Section 24(1) of the Charter allows for the award of damages for Charter breaches. “Damages are a powerful tool that can provide a meaningful response to rights violations” [@para 35]. This general principle has been a long standing reality and not a terribly surprising one given that section 24(1) allows for any remedy that “the court considers appropriate in the circumstances.” The precise question before the Supreme Court of Canada in Henry, however, was a new one: can damages be awarded to a claimant who establishes prosecutorial misconduct that falls short of malicious. The short answer is yes, in rare circumstances: R v Henry, 2015 SCC 24
The majority of the Court however noted that they were treading into new territory and that they should do so cautiously. Damages, they opined “represent an evolving area of the law and must be allowed to develop incrementally.”[@para 35]
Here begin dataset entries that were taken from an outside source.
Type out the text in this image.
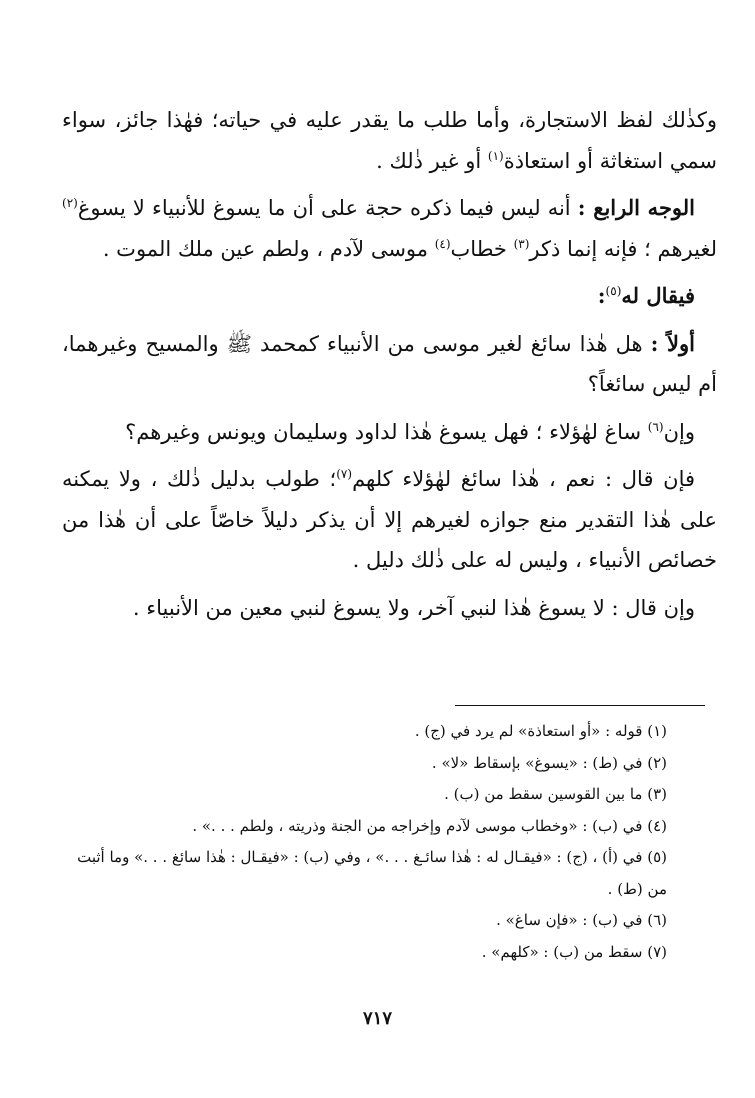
وكذٰلك لفظ الاستجارة، وأما طلب ما يقدر عليه في حياته؛ فهٰذا جائز، سواء سمي استغاثة أو استعاذة$^{(١)}$ أو غير ذٰلك .

الوجه الرابع : أنه ليس فيما ذكره حجة على أن ما يسوغ للأنبياء لا يسوغ$^{(٢)}$ لغيرهم ؛ فإنه إنما ذكر$^{(٣)}$ خطاب$^{(٤)}$ موسى لآدم ، ولطم عين ملك الموت .

فيقال له$^{(٥)}$:

أولاً : هل هٰذا سائغ لغير موسى من الأنبياء كمحمد ﷺ والمسيح وغيرهما، أم ليس سائغاً؟

وإن$^{(٦)}$ ساغ لهٰؤلاء ؛ فهل يسوغ هٰذا لداود وسليمان ويونس وغيرهم؟

فإن قال : نعم ، هٰذا سائغ لهٰؤلاء كلهم$^{(٧)}$؛ طولب بدليل ذٰلك ، ولا يمكنه على هٰذا التقدير منع جوازه لغيرهم إلا أن يذكر دليلاً خاصّاً على أن هٰذا من خصائص الأنبياء ، وليس له على ذٰلك دليل .

وإن قال : لا يسوغ هٰذا لنبي آخر، ولا يسوغ لنبي معين من الأنبياء .

(١) قوله : «أو استعاذة» لم يرد في (ج) .

(٢) في (ط) : «يسوغ» بإسقاط «لا» .

(٣) ما بين القوسين سقط من (ب) .

(٤) في (ب) : «وخطاب موسى لآدم وإخراجه من الجنة وذريته ، ولطم . . .» .

(٥) في (أ) ، (ج) : «فيقـال له : هٰذا سائـغ . . .» ، وفي (ب) : «فيقـال : هٰذا سائغ . . .» وما أثبت من (ط) .

(٦) في (ب) : «فإن ساغ» .

(٧) سقط من (ب) : «كلهم» .

٧١٧
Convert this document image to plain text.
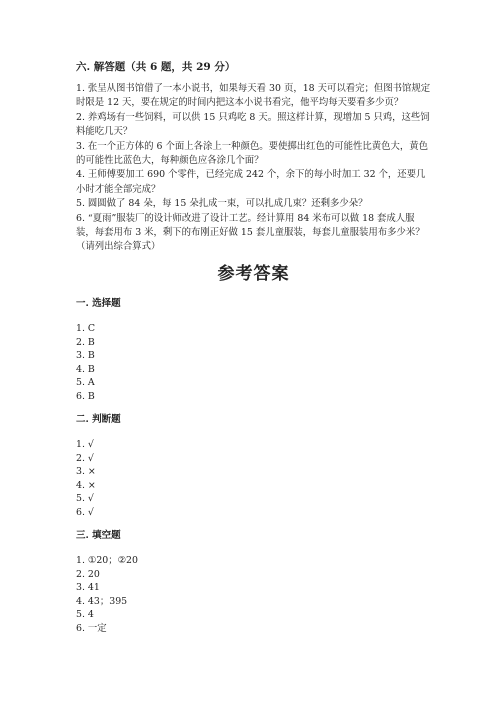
六. 解答题（共 6 题，共 29 分）
1. 张呈从图书馆借了一本小说书，如果每天看 30 页，18 天可以看完；但图书馆规定时限是 12 天，要在规定的时间内把这本小说书看完，他平均每天要看多少页？
2. 养鸡场有一些饲料，可以供 15 只鸡吃 8 天。照这样计算，现增加 5 只鸡，这些饲料能吃几天？
3. 在一个正方体的 6 个面上各涂上一种颜色。要使掷出红色的可能性比黄色大，黄色的可能性比蓝色大，每种颜色应各涂几个面？
4. 王师傅要加工 690 个零件，已经完成 242 个，余下的每小时加工 32 个，还要几小时才能全部完成？
5. 圆圆做了 84 朵，每 15 朵扎成一束，可以扎成几束？还剩多少朵？
6. “夏雨”服装厂的设计师改进了设计工艺。经计算用 84 米布可以做 18 套成人服装，每套用布 3 米，剩下的布刚正好做 15 套儿童服装，每套儿童服装用布多少米？（请列出综合算式）
参考答案
一. 选择题
1. C
2. B
3. B
4. B
5. A
6. B
二. 判断题
1. √
2. √
3. ×
4. ×
5. √
6. √
三. 填空题
1. ①20；②20
2. 20
3. 41
4. 43；395
5. 4
6. 一定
In 1983 Henry was convicted of 10 sexual assaults; he was convicted and sentenced to an indeterminate period of incarceration as a dangerous offender. He was incarcerated for 27years before the British Columbia Court of Appeal quashed all 10 convictions finding serious errors in the conduct of the trial. [@para 1]
Following his release from prison Henry launched a civil action against the City of Vancouver, the Attorney General of BC and the Attorney General of Canada. With respect to the provincial AG Henry sought damages on the basis that the Crown “should be held liable for its failure- before, during and after his criminal trial – to meet its disclosure obligations under the Charter.” [@para 2]
Initially Henry’s pleadings claimed that the prosecutorial conduct was malicious and sought the damages on that basis. Those pleadings were amended to also seek an award for prosecutorial misconduct that fell short of malice.
The Supreme Court of Canada offered four reasons why the maliciousness standard was ill suited as a threshold for damage claims arising out of wrongful non-disclosure. First, the malice standard is deeply embedded in the tort of malicious prosecution, which of course has a distinct history and objective. Second, malice requires that application judge make a finding of improper purpose. The Court noted that this line of inquiry is entirely appropriate for highly discretionary prosecutorial decisions. However, disclosure is not subject to prosecutorial discretion it is a constitutionally protected right and thus obligation of the Crown. Third, disclosure is not an exercise in core prosecutorial discretion so the onerous threshold of malice is unnecessary. Fourth, a purposive interpretation of section 24(1) does not favour the malice standard.
Moldaver J writing for the majority of the Court held that notwithstanding the fact that the malice standard does not apply in cases of wrongful non-disclosure the departure to a lesser standard is still very high. It must be a high standard because to do otherwise would be to expose “prosecutors to an unprecedented scope of liability that would affect the exercise of their vital public function.” [@para 78]
With this in mind the majority concluded that in a case of wrongful non-disclosure:
[t]here is no inquiry into the Crown’s motive or purpose, which are concepts better-suited to cases where the exercise of core prosecutorial discretion is challenged. Rather, the focus is on two key elements: the prosecutor’s intent, and his or her actual or imputed knowledge. Specifically, a cause of action will lie against the state — subject to proof of causation — where a prosecutor breaches an accused’s Charter rights by intentionally withholding information when he or she knows, or would reasonably be expected to know, that the information is material to the defence and that the failure to disclose will likely impinge on the accused’s ability to make full answer and defence. [@para 84]
The majority further held that:
Whether considered at the pleadings stage or at trial, the same formulation of the test applies. At trial, a claimant would have to convince the fact finder on a balance of probabilities that (1) the prosecutor intentionally withheld information; (2) the prosecutor knew or ought reasonably to have known that the information was material to the defence and that the failure to disclose would likely impinge on his or her ability to make full answer and defence; (3) withholding the information violated his or her Charter rights; and (4) he or she suffered harm as a result. To withstand a motion to strike, a claimant would only need to plead facts which, taken as true, would be sufficient to support a finding on each of these elements.[@para 85]
This approach to the appropriate threshold, less than malice in cases of wrongful non-disclosure, is consistent with the Court’s cautionary words at the outset of the decision:
Charter damages are a powerful tool that can provide a meaningful response to rights violations. They also represent an evolving area of the law that must be allowed to “develop incrementally” [@para 35]
Less than malicious exercises of prosecutorial power will rarely be cause for damages. In fact, the standard in Henry was incrementally expanded short of malice to accommodate a scenario where the prosecutors failed to discharge a duty for which there exists no discretion.